I also in this time of not actually writing as much as I would like came up with some more of the plot motivation, in thinking about the world at the beginning. In this world (Bratislava), the waters of a great flood have receded considerably, but there is a reduced population due to a pestilence that either preceded or accompanied the disaster of the flood. Let's imagine rather than a doomsayer's litany of the bad things that are destined to happen, more of a series of unfortunate events, in the context of peak oil et al. So as society and political structures begin to unravel relative to, say, the economics of energy -- e.g. the EU comes apart, communist parties take control of some governments, some ethnically compromised nations split or go to war with themselves. Maybe even Russian becomes the lingua franca on the region. Then, in a somewhat unrelated way, there is a climactic or geological event, like the explosion of the Yellowstone volcano, that disrupts the climate, and in the aftermath, a very ordinary old-fashioned illness like small pox or something descends on what's left of the population, a plague.
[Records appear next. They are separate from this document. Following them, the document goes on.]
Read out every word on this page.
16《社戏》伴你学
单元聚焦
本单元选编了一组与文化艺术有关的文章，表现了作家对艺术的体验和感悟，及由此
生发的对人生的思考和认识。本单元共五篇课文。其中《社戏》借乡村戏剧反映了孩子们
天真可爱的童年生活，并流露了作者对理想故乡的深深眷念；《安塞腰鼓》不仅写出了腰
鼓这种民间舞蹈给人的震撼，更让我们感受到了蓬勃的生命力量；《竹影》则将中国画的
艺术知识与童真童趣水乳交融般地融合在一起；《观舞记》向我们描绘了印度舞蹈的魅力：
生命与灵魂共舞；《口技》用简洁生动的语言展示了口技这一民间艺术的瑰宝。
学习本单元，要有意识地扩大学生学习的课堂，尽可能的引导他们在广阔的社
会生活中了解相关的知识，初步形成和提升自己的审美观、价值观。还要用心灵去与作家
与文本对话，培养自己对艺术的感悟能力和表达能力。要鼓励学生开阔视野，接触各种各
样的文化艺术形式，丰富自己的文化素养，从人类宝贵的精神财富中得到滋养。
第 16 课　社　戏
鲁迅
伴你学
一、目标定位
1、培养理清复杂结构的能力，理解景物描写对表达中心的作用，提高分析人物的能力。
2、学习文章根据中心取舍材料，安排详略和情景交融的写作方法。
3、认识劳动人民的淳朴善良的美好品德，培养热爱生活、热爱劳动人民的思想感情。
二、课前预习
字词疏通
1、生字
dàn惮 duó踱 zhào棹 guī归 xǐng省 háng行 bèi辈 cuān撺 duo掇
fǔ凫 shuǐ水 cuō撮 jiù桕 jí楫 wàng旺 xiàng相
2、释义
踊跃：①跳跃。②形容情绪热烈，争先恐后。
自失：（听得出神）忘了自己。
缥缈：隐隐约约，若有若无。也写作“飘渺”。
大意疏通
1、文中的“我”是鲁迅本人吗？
As the people move back into the city and re-establish the rudiments of civil society, an economy, and government, there is a prohibition enacted against what are called the Magiks, due to the dubious relation between this group of individuals with strange abilities and the class of bio-scientists who are believed to have made the errors that led to the downfall of the previous order. Our two main characters, both possessed of less than well-controlled or even useful, abilities, become the targets of bounty-hunters (in the absence of anything like an organized police force.) It's fantasy or science fiction and I can make up whatever shit I want, as long as it seem reasonably credible. Having re-acquainted myself with contemporary sci fi and fantasy, I realize that credibility is more a matter of imagination than it is scientific probability.